Он взял телефонную трубку и спросил холодно Василия Сергеевича:

— В каком участке вы живете?

Василий Сергеевич ответил:

— Сущевская часть. Третья Мещанская, дом Фадеева.

Салов, позвонив по телефону, приказывал «немедленно явиться на место преступления» и дать знать судебному следователю.

— К сожалению, должен вас покинуть, — сказал он своим гостям. — Дело странное и серьезное.

Они ехали. Василий Сергеевич молчал. Молчал и Салов.

«Что такое? — думал Василий Сергеевич. — Какой странный человек. Что с ним случилось?..»

На дворе дома на 3-й Мещанской уж ждала полиция: пристав. Трупа не было. Приехал следователь.

— Где же труп? — спрашивают у Василия Сергеевича.

— Я видел, вот он тут висел, на этой березе, — ответил Василий Сергеевич.

Дворник, без шапки, кланяется в перепуге, начальству и говорит:

— Ваше благородие. Ваше благородие, ведь это чего? Святки! Я его в сарай бросил. Вон, он тута. Чучело!.. Это барина ахтеры стращали. Святки, потому. Весело им.

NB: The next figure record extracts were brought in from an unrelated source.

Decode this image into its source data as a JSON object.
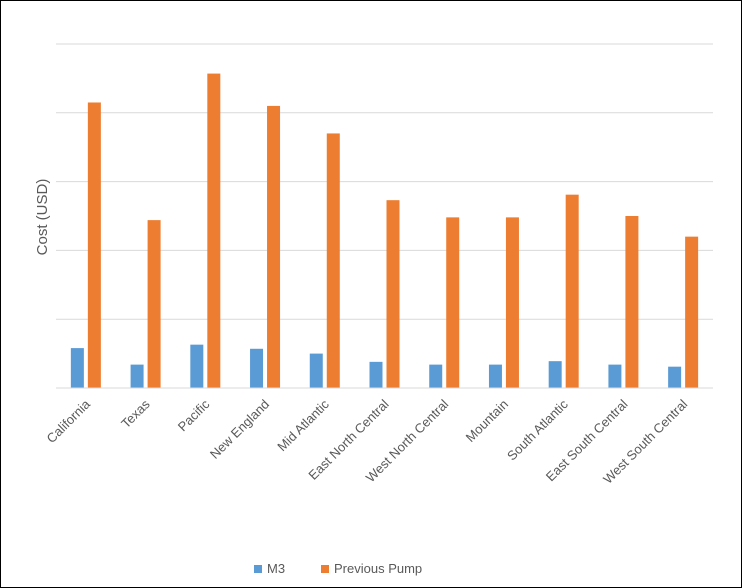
{
  "chart_data": {
    "type": "bar",
    "ylabel": "Cost (USD)",
    "categories": [
      "California",
      "Texas",
      "Pacific",
      "New England",
      "Mid Atlantic",
      "East North Central",
      "West North Central",
      "Mountain",
      "South Atlantic",
      "East South Central",
      "West South Central"
    ],
    "series": [
      {
        "name": "M3",
        "color": "#5b9bd5",
        "values": [
          0.58,
          0.34,
          0.63,
          0.57,
          0.5,
          0.38,
          0.34,
          0.34,
          0.39,
          0.34,
          0.31
        ]
      },
      {
        "name": "Previous Pump",
        "color": "#ed7d31",
        "values": [
          4.15,
          2.44,
          4.57,
          4.1,
          3.7,
          2.73,
          2.48,
          2.48,
          2.81,
          2.5,
          2.2
        ]
      }
    ],
    "ylim": [
      0,
      5
    ],
    "gridlines": [
      1,
      2,
      3,
      4,
      5
    ],
    "grid": true,
    "y_tick_labels_shown": false,
    "legend_position": "bottom"
  }
}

В сарае лежало чучело из соломы: женская рубашка, маска, волосы из пакли.

— Какая глупость, пошлость! — сердился Салов.

Войдя в квартиру Василия Сергеевича, выпивали, закусывали ветчиной, балыком. Полный из себя пристав ржал, закрыв глаза.

— Эх, актеры… Що за народ?.. Ежели бы все были этакие люди?.. Хорошо… Не было бы в жизни этакого серьеза. А то що в жизни видишь? Плюнуть хочется… И начальству беспокойство.

Чепуха

Помню, мне один мой знакомый с окраины Москвы, с которым я раньше ловил рыбу на удочку, говорил:

— Мы, — говорит, — живем в такое время, что понять трудно. Будто это освободительное движение, так что, значит, освобождаться будем. Выходит так, что ни на что ручаться нельзя. И как-то все стали ссориться. В газетах читаешь — в Полинезии восстание, а в Лиссабоне забастовка, и где это Лиссабон — неизвестно. Встретил недавно Александра Ивановича Глушкова. Трактирщик он с Солянки. Говорит: «Время теперь такое, несмотря на праздники, а веселья этого самого нет. Даже мои посетители жалуются, говорят, как-то не то. Пьешь, а тебя в грусть вдаряет. У меня прежде в трактире на Солянке, ах, — говорит, — гуляли ряженые, пляс идет, песни, веселье. А теперь сидят по столам все, насупившись, серьезные. Смотришь — поругаются, драка. Про политику говорят. В сурьез входят и спорят, спорят. Он, Глушков-то, смекалистый, — так я, говорит, нарочно двух горлотяпов держу. Как вижу, за столом в трактире про политику горячо в спор ударяются, я сейчас горлотяпам и мигну. Ну, они, значит, живо наружу выбегут и уж „караул“ орут. Ну, сразу в трактире все к окнам бросаются смотреть — что такое. Помогает, говорит, это самое. И драк меньше бывает. И спору нет».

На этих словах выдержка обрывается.